Il successo del FN è in gran parte l’effetto dello sforzo combinato dei due partiti maggiori – il Partito socialista (PS) e il partito ex-gollista, l’UMP di Nicolas Sarkozy – che lo hanno costruito con una serie di operazioni degne di un manuale: come far vincere le elezioni al nostro peggior avversario.
Regola numero uno: la demonizzazione. Fu la scelta del socialista François Mitterrand nella seconda metà degli anni Ottanta per sconfiggere il suo rivale Jacques Chirac. La demonizzazione di un FN, di cui solo pochi adepti del manganello e dell’olio di ricino avevano fin lì sentito parlare, ha permesso di fargli una enorme campagna pubblicitaria che lo ha proiettato nei piani alti della competizione elettorale, permettendogli di sottrarre – e quello era lo scopo – voti decisivi alla “destra per bene” di Chirac (che perse le elezioni nel 1988).
Regola numero due: tentare di rioccupare lo spazio elettorale perduto, inseguendo il FN sul suo terreno. È quello che ha fatto la “destra per bene” per anni, alimentando le paure per una criminalità che in realtà è tra le più basse d’Europa, per un’immigrazione clandestina che in realtà è una minima frazione (tra il 2 e il 10%) dell’immigrazione totale, per un’immigrazione massiccia che in realtà massiccia non è perché i saldi migratori positivi della Francia sono tra i più bassi d’Europa, per un’immigrazione musulmana in realtà che è minoritaria (circa il 40%) tra gli immigrati che entrano nel paese ogni anno.
Regola numero tre: scaricare tutte le colpe degli insuccessi francesi sugli “altri”, e in particolare sull’Unione europea, sulla Germania, sul “neo-liberalismo anglosassone”, sull’euro, e così via. È quanto hanno sistematicamente fatto tutti i partiti, di destra e di sinistra, che si sono alternati al potere in Francia negli ultimi decenni.
Regola numero quattro: considerare la politica solo come un’elezione ininterrotta, per cui la sola preoccupazione del PS e dell’UMP a partire dal giorno dopo le elezioni del 2012 è stata come vincere le elezioni del 2017.
Regola numero cinque: pensare che i migliori candidati del PS e dell’UMP per il 2017 possano essere un presidente in carica che ha fallito su quasi tutti i fronti e che ha avuto il tasso di popolarità più basso di tutti i presidenti francesi di tutti i tempi, e un ex-presidente sconfessato dai suoi stessi elettori, che torna alla carica assetato di vendetta nonostante una lunga serie di procedimenti giudiziari in cui è, in un modo o in un altro, implicato.

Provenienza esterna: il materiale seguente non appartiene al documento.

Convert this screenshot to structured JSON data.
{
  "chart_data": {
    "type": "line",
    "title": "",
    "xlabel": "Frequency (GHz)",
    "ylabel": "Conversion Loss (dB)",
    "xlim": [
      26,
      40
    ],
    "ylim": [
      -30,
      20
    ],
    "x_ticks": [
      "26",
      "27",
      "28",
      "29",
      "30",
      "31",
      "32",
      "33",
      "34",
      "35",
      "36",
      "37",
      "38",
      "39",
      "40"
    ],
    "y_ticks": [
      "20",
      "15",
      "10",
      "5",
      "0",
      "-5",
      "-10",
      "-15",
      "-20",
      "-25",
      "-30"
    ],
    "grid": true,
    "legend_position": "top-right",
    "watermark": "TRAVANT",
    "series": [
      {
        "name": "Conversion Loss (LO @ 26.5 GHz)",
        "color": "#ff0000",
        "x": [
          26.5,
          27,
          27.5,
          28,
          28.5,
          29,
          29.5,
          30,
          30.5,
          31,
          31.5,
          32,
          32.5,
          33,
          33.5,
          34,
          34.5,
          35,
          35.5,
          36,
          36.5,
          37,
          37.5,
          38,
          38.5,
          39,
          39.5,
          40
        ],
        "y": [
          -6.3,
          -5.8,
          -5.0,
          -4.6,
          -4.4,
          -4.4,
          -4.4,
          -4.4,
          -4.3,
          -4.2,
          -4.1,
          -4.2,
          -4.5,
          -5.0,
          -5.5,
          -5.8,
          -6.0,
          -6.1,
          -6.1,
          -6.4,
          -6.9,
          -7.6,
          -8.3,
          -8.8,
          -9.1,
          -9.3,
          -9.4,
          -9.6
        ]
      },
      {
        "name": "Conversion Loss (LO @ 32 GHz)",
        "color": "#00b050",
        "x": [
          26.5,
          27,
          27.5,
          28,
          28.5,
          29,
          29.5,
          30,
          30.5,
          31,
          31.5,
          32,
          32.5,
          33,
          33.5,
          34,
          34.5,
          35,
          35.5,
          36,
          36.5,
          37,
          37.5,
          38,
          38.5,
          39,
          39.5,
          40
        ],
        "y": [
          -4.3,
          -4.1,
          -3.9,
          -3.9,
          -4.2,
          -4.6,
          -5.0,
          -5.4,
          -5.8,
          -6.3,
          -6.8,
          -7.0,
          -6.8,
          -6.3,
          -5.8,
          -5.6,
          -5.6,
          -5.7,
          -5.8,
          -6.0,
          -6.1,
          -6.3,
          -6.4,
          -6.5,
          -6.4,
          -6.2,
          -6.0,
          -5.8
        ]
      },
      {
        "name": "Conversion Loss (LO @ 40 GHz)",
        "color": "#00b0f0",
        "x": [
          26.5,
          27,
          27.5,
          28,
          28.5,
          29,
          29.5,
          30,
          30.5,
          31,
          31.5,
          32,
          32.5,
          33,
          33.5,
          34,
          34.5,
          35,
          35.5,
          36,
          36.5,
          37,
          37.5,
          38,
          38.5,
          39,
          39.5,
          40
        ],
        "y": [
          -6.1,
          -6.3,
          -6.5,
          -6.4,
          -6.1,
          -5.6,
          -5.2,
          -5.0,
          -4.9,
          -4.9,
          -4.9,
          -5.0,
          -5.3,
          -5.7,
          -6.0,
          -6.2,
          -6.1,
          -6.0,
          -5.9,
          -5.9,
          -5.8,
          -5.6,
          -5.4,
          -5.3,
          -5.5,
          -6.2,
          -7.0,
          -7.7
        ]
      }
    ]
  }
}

Regola numero sei: passare tutti i santi giorni che ci separano dalle elezioni dipartimentali a parlare solo ed esclusivamente del FN, come fanno tutti i rappresentanti politici dei partiti ad eccezione… del FN (il vice-presidente del FN ha detto che sarebbe l’ora di parlare d’altro).
Regola numero sette: essere primo ministro e dichiararsi “angosciato” di fronte alla crescita del FN. Una gran bella prova di autorità e di fiducia in sé.
Per ora, l’abilità politica di Marine Le Pen si è limitata a stare (più o meno) compostamente seduta sulla riva del fiume ad aspettare che la corrente trascini via con sé i cadaveri politici dei suoi avversari. Di abilità politica, se del caso, si potrà parlare solo quando, infine priva di rivali così preziosi, si troverà per la prima volta a doversi fare propaganda da sé.